Kamu mencoba meyakinkan dirimu sendiri bahwa ini adalah bentuk cinta yang paling matang. Cinta yang rela melepaskan tanpa menuntut balasan. “Aku hanya ingin ada untukmu,” katamu dengan keyakinan yang hampir meyakinkan. Namun, jauh di dalam hatimu, kamu tahu kebenaran yang tak ingin kamu hadapi. Keheningan yang menyelimuti tawaranmu adalah jawaban yang tak pernah diucapkan. Ketika dia tidak pernah menghubungi, tidak pernah meminta apa pun, kamu mulai menyadari bahwa tawaranmu, sebaik apa pun, tak pernah memiliki tempat di dunianya lagi. Kamu berbicara pada kehampaan, seolah-olah bisa menghidupkan sesuatu yang telah lama mati.
Patah hati, ternyata, bukan hanya soal menunggu seseorang kembali.
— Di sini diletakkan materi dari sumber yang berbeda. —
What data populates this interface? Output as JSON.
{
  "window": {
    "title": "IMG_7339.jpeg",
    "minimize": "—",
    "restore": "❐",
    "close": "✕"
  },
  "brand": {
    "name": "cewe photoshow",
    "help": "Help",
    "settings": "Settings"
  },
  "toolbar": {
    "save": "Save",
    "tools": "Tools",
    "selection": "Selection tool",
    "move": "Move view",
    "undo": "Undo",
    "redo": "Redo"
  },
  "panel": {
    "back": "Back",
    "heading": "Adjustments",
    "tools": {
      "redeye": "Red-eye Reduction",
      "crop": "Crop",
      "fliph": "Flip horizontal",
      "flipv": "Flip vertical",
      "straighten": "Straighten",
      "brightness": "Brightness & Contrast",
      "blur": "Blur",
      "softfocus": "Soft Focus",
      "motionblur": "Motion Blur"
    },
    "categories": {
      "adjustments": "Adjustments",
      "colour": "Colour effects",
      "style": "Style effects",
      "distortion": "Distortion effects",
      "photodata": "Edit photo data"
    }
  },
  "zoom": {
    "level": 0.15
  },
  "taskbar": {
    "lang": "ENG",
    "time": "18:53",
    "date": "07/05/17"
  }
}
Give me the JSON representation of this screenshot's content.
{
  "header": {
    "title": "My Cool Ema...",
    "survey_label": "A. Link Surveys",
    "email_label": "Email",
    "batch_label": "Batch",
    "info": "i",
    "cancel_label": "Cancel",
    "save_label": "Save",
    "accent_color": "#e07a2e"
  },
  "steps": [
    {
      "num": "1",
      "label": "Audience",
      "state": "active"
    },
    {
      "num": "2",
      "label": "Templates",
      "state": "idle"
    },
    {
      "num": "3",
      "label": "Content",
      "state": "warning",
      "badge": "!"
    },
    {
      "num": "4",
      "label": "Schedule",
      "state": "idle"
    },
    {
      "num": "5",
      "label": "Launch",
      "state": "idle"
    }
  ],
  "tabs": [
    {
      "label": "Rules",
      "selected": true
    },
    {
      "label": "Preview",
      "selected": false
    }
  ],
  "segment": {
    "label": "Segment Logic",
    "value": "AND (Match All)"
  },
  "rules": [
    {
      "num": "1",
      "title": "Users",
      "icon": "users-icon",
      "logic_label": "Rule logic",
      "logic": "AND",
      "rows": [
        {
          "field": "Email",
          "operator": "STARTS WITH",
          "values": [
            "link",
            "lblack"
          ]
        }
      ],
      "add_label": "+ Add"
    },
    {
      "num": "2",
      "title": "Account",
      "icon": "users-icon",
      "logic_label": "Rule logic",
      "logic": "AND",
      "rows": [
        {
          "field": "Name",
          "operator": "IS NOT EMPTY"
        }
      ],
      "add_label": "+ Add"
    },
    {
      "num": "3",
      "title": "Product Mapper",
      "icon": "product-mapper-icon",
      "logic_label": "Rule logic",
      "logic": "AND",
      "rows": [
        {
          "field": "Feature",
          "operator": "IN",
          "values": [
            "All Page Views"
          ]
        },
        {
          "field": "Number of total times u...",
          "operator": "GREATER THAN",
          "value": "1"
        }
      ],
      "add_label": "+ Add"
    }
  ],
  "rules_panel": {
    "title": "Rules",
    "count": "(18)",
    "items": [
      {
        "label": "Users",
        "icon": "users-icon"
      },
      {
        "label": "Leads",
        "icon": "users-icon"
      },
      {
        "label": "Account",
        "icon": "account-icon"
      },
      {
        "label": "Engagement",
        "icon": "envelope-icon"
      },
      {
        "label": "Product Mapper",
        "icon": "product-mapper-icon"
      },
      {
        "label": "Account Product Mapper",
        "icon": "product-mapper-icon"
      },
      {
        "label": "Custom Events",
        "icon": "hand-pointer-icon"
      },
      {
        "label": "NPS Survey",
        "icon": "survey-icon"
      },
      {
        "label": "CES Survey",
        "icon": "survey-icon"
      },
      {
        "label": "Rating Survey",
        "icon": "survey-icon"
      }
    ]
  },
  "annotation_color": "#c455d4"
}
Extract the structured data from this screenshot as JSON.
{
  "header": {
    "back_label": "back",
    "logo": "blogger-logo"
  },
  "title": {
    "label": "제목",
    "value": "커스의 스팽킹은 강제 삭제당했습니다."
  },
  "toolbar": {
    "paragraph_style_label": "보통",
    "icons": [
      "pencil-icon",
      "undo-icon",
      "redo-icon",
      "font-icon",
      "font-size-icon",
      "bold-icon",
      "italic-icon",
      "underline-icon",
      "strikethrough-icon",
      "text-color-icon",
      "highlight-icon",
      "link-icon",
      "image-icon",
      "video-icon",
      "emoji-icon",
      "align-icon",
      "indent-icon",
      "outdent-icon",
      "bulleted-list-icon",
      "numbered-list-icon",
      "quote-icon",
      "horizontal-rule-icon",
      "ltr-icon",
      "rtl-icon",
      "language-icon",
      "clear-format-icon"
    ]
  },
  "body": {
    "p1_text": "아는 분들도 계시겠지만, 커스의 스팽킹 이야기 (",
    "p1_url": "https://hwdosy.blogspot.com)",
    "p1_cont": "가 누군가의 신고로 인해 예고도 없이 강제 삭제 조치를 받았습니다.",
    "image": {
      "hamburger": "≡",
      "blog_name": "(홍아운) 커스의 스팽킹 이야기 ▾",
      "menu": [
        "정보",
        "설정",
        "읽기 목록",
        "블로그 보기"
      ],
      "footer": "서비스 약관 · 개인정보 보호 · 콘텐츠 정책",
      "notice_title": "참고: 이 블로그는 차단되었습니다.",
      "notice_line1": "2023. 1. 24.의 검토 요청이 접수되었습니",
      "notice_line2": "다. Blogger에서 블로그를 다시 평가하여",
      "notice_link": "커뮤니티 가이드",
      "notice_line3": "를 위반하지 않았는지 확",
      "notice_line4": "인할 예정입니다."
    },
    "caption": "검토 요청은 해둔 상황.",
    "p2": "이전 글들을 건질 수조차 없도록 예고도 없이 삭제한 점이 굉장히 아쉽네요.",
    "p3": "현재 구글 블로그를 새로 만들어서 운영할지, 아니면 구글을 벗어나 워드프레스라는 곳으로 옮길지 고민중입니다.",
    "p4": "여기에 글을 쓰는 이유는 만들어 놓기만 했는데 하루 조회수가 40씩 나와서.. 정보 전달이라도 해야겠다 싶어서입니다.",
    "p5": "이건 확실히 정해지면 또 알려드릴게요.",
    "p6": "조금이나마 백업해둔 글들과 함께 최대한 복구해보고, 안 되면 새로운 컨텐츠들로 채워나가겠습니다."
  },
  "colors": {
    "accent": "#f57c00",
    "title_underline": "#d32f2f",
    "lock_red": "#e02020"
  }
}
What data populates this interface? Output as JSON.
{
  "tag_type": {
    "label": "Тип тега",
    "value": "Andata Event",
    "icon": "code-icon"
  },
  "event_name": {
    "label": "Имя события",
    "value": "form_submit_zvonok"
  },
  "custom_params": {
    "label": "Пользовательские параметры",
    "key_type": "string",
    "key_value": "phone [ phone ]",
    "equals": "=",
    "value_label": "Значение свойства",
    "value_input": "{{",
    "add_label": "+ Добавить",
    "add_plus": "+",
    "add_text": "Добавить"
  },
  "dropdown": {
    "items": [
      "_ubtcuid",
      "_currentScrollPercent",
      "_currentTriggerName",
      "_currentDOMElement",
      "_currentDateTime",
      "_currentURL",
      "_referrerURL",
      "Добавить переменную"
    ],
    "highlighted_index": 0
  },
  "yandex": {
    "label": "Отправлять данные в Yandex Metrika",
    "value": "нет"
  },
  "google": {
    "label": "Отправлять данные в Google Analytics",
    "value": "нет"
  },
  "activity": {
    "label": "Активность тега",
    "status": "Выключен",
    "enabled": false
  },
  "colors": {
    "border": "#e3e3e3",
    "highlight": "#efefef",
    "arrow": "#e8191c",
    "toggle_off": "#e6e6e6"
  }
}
Itu tentang berdamai dengan kenyataan bahwa tidak semua cinta memiliki akhir yang indah. Kamu menawarkan kehadiranmu, berusaha menjadi tempat berlindung, tetapi tidak ada yang bisa memaksa seseorang untuk tetap tinggal atau membutuhkannya. “Aku tidak akan terganggu,” katamu, seolah-olah itu bisa menjadi perisai dari rasa sakitmu sendiri. Tapi setiap kali teleponmu tetap sunyi, setiap kali pesan tak pernah terkirim, kamu semakin tenggelam dalam kenyataan pahit bahwa tawaranmu hanya menggantung di udara, tak pernah diambil.
Pada akhirnya, kamu hanya tinggal bersama dirimu sendiri, menggenggam cinta yang tak lagi memiliki tujuan. Kamu berdiri di depan pintu yang selalu terbuka, berharap seseorang akan kembali, meski tahu bahwa langkah itu mungkin takkan pernah lagi terdengar. Pintu itu tidak terbuka untuk siapa pun, hanya untuk angin dingin dari kenangan yang terus berhembus. Dan kamu, dalam kesunyian itu, mulai menyadari bahwa patah hati bukan hanya tentang kehilangan seseorang. Itu adalah tentang kehilangan harapan yang kamu bangun sendiri, harapan yang menjadi beban ketika tidak ada yang datang untuk mewujudkannya.